L'arrivée au pouvoir de Léon Blum le 4 juin 1936 déclenche les foudres de l'extrême droite parlementaire et des ligues qui lui sont affiliées, ce qui provoque une recrudescence de l'antisémitisme, notamment à travers la parole du vice-président du groupe parlementaire de la Fédération républicaine, Xavier Vallat. À l'arrivée de Blum, celui-ci déclare à la tribune : "Pour la première fois, ce vieux pays gallo-romain sera gouverné par un Juif".

Avant même la formation du gouvernement Blum, des immeubles et des magasins strasbourgeois appartenant à des juifs sont souillés de goudron ainsi que l'escalier du Palais de justice, qualifié de "palais des juifs".
A Mulhouse, on pose des "papillons" antisémites sur les murs de  la ville. Les journaux antisémites sont soutenus par la Régie Française des Tabacs. Et lorsque la Communauté demande à la Municipalité des subventions pour construire le nouveau bâtiment dans la cour de la synagogue, elles lui sont refusées, sous prétexte : "que cela pourrait donner lieu à des réclamations tant du point de vue de la municipalité que du côté des catholiques qui pourraient peut-être entreprendre une campagne de presse où on établirait une coïncidence entre le gouvernement actuel et la subvention qui nous serait accordée" (R. Hirschler à Alfred Wallach 12 mars 1937).
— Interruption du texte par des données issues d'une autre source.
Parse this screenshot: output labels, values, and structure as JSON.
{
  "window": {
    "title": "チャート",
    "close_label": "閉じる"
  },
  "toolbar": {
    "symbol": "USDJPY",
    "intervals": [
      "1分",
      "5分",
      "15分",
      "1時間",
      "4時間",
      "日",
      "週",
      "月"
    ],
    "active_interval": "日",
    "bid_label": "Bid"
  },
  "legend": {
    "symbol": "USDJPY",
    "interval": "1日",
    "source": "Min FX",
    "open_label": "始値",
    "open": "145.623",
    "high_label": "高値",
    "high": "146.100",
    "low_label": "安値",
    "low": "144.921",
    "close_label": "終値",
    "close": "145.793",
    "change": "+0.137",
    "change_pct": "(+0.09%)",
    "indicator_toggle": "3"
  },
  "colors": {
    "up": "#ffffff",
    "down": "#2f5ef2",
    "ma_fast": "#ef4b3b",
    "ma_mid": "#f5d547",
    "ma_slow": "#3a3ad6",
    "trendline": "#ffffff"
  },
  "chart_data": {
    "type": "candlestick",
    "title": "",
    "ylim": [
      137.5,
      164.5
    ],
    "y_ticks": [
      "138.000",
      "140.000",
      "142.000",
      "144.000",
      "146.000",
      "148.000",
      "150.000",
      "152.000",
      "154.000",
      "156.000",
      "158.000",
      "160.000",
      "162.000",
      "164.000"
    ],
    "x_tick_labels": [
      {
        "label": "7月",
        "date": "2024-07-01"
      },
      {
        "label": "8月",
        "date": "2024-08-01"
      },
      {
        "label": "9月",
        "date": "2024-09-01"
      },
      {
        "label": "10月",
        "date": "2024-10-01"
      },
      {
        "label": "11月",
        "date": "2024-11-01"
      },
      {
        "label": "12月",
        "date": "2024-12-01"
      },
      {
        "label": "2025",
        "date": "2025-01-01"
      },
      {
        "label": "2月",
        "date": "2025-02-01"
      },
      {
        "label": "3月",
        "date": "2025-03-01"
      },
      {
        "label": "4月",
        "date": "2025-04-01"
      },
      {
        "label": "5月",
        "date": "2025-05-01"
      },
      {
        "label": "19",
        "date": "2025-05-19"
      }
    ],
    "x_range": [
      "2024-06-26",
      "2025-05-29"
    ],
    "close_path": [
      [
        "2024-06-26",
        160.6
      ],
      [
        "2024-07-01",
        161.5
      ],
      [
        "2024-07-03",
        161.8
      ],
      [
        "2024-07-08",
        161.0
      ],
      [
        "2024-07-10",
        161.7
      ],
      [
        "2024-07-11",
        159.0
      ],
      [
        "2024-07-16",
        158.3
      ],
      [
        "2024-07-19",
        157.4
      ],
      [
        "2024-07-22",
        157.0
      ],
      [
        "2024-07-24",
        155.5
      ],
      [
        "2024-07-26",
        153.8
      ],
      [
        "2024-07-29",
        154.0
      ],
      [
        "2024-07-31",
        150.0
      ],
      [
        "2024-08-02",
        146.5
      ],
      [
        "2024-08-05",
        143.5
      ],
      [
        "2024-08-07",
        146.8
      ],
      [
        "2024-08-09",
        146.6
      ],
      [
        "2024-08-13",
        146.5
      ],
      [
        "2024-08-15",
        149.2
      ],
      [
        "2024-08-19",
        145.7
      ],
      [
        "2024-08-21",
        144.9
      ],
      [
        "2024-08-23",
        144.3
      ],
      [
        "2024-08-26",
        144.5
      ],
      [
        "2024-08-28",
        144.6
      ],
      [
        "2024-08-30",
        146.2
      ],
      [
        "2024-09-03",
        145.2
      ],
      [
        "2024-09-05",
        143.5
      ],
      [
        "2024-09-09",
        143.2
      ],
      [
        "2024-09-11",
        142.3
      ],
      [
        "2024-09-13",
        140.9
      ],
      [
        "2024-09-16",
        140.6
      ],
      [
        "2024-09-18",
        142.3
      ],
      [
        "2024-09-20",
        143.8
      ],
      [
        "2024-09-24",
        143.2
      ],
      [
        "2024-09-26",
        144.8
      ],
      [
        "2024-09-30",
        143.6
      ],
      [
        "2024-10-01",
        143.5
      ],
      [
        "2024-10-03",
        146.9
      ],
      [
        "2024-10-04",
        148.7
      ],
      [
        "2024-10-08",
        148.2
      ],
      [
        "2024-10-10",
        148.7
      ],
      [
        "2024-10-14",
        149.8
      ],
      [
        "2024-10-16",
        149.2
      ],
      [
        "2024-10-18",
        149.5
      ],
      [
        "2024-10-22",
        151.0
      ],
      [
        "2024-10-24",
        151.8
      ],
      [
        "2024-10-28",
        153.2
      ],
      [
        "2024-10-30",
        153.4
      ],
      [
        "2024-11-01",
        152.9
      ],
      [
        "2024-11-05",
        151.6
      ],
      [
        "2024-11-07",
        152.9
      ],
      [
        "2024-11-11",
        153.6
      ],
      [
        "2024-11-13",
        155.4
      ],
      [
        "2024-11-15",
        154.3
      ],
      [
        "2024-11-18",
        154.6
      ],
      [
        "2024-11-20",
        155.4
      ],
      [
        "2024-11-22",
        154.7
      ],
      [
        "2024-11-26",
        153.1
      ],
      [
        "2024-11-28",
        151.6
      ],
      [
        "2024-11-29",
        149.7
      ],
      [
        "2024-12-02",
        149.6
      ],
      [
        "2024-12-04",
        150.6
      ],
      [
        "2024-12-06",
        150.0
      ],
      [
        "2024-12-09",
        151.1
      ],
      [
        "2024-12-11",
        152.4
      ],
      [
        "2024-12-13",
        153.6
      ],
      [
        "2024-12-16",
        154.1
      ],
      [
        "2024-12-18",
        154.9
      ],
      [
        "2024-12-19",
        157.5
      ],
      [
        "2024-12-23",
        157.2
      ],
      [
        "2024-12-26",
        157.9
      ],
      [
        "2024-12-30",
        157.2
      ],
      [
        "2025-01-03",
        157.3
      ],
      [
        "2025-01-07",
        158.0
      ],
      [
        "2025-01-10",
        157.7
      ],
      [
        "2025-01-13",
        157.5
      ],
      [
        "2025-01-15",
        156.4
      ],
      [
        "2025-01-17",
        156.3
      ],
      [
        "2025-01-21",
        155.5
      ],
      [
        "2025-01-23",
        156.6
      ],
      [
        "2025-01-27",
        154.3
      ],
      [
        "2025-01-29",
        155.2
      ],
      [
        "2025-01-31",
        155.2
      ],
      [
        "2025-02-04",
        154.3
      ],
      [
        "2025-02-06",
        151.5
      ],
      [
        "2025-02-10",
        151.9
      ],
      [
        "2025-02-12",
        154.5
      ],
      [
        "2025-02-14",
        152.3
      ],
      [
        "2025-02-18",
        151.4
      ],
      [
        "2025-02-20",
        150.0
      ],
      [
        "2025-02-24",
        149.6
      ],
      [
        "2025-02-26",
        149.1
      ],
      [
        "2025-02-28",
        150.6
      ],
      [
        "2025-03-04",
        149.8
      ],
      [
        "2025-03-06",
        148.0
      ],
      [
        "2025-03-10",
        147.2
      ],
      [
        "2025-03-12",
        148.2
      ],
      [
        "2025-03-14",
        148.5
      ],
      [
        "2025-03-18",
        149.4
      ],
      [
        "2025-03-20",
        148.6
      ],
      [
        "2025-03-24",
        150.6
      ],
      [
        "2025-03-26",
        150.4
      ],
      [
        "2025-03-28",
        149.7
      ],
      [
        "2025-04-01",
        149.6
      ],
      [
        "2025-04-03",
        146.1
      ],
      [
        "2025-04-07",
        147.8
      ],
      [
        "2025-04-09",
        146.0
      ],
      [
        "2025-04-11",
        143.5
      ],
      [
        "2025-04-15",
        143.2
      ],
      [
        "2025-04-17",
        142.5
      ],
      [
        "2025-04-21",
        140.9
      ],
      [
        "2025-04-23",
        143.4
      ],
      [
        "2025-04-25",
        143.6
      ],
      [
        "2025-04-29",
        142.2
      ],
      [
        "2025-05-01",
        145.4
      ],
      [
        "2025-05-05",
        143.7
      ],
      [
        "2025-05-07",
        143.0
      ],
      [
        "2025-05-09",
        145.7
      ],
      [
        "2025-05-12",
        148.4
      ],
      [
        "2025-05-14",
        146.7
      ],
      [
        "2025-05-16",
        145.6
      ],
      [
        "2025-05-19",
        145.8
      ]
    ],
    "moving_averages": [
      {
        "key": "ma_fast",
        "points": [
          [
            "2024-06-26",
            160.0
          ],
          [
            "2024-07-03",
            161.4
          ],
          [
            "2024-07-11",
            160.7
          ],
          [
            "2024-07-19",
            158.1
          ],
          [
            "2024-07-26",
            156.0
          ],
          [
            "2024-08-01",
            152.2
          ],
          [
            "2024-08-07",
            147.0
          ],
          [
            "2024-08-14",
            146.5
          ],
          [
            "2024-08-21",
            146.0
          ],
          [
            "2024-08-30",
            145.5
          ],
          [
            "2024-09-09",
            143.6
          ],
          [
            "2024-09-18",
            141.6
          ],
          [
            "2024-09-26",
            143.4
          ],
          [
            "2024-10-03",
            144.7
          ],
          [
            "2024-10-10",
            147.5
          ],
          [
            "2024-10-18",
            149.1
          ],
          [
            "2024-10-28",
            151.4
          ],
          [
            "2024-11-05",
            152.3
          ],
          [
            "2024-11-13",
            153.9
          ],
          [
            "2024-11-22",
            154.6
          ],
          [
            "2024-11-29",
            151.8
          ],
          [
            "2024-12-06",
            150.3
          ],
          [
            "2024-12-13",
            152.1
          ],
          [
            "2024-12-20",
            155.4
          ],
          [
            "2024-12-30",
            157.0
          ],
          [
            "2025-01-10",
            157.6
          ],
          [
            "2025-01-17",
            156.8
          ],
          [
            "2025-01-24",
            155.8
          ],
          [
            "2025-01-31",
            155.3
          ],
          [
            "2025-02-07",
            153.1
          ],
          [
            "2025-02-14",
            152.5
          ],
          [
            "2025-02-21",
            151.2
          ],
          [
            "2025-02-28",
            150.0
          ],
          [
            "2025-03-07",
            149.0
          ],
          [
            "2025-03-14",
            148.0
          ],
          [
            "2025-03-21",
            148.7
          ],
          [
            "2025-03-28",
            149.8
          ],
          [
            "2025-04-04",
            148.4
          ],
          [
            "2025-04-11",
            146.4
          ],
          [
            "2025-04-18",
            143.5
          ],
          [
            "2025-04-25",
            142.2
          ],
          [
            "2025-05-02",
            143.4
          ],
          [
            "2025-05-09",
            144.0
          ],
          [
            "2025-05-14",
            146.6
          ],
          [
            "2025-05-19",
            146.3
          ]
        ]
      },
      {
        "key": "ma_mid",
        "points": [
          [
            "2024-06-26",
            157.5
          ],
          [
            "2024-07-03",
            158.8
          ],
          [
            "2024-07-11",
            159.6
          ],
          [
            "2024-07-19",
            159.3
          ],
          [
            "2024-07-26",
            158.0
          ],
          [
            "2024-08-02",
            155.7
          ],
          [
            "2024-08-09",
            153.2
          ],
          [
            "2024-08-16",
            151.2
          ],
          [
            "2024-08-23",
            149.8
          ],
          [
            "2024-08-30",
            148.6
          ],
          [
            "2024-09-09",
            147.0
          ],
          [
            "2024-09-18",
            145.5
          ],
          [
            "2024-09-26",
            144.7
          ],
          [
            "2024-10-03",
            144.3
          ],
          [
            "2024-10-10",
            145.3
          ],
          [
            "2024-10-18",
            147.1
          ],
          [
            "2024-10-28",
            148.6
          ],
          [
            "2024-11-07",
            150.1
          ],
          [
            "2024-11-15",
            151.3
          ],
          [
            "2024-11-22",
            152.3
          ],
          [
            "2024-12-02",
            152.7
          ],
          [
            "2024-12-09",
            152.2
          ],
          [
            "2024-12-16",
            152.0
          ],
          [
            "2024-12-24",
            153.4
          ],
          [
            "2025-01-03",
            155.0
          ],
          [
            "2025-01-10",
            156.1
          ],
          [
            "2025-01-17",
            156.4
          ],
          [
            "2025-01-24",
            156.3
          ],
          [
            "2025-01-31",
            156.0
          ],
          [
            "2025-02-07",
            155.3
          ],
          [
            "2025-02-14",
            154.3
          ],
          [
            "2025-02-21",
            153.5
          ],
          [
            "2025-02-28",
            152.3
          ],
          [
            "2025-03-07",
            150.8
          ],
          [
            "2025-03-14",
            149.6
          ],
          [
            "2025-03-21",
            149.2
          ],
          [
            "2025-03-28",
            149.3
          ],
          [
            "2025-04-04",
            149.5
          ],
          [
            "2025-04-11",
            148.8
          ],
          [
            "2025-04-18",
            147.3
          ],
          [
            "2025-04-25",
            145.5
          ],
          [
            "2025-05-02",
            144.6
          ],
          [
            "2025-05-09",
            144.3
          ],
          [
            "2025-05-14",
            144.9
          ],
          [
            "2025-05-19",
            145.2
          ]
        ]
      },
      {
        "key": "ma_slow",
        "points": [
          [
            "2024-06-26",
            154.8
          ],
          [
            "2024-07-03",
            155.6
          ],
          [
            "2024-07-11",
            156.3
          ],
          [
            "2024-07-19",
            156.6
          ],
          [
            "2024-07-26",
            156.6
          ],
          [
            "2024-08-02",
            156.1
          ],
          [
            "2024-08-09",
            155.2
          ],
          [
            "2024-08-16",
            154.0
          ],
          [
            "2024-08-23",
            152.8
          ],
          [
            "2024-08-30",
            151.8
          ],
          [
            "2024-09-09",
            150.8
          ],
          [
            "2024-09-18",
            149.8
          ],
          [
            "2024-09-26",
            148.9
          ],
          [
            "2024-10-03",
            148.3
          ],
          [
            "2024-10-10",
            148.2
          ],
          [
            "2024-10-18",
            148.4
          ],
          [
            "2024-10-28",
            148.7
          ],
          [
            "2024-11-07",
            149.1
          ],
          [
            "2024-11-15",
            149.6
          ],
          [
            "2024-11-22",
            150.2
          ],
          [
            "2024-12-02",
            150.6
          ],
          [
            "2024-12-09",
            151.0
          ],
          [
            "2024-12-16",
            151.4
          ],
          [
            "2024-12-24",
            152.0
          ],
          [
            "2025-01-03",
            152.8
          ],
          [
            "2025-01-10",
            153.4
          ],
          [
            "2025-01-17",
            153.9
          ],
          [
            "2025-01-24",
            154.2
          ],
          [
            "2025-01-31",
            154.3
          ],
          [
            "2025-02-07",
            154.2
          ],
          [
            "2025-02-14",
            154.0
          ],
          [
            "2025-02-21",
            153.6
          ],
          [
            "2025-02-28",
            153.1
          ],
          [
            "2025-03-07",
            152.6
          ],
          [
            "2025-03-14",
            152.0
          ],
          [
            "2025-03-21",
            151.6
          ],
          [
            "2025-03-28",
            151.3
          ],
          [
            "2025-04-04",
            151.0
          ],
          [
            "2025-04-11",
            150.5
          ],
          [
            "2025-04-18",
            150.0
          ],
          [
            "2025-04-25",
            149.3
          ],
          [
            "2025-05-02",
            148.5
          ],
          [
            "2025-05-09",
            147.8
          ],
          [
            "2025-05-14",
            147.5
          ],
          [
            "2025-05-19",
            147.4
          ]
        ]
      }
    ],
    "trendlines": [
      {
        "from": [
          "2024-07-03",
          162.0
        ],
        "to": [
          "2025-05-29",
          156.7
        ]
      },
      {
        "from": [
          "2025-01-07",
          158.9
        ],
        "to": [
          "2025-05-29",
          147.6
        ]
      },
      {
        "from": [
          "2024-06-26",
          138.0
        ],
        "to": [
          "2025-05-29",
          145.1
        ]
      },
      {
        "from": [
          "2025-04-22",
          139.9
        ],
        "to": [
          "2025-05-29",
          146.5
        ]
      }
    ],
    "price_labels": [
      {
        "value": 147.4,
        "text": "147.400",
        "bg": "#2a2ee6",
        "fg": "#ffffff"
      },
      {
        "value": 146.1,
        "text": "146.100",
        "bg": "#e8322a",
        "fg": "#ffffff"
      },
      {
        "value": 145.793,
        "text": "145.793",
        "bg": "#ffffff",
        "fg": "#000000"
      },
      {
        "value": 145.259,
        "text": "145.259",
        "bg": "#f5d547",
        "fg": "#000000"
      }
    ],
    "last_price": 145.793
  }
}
Parmi les antisémites (Vallat, Joseph Massé, Louis Biétrix, etc.), beaucoup préfèrent Hitler à Léon Blum comme Salomon-Kœchlin : "mieux vaut mille fois, pour un peuple sain, la férule d’un Hitler que la verge d’un Léon Blum". D’autres antisémites prônent davantage des mesures légales et un statut juridique. Ils veulent dissocier une nationalité juive de la nationalité française, sans faire de différences entre les israélites depuis longtemps intégrés et les nouveaux arrivés. Ils ne ménagent pas non plus les anciens combattants juifs, tout en sachant que la communauté juive a perdu presque une génération dans la Grande Guerre. Ces propositions visent à interdire les organisations juives telles que l’Alliance israélite universelle ou la Ligue Internationale contre l’antisémitisme. Les plus extrémistes veulent interdire le travail aux juifs, ce qui en somme rejoint l’idée de les expulser, puisque ces derniers sans travail seraient obligés de partir. Ils veulent limiter les activités exercées par les juifs dans la presse, la banque, l’industrie, le commerce, les professions libérales, la culture et le spectacle. Des groupes de théoriciens antisémites demandent aussi la confiscation des biens des juifs.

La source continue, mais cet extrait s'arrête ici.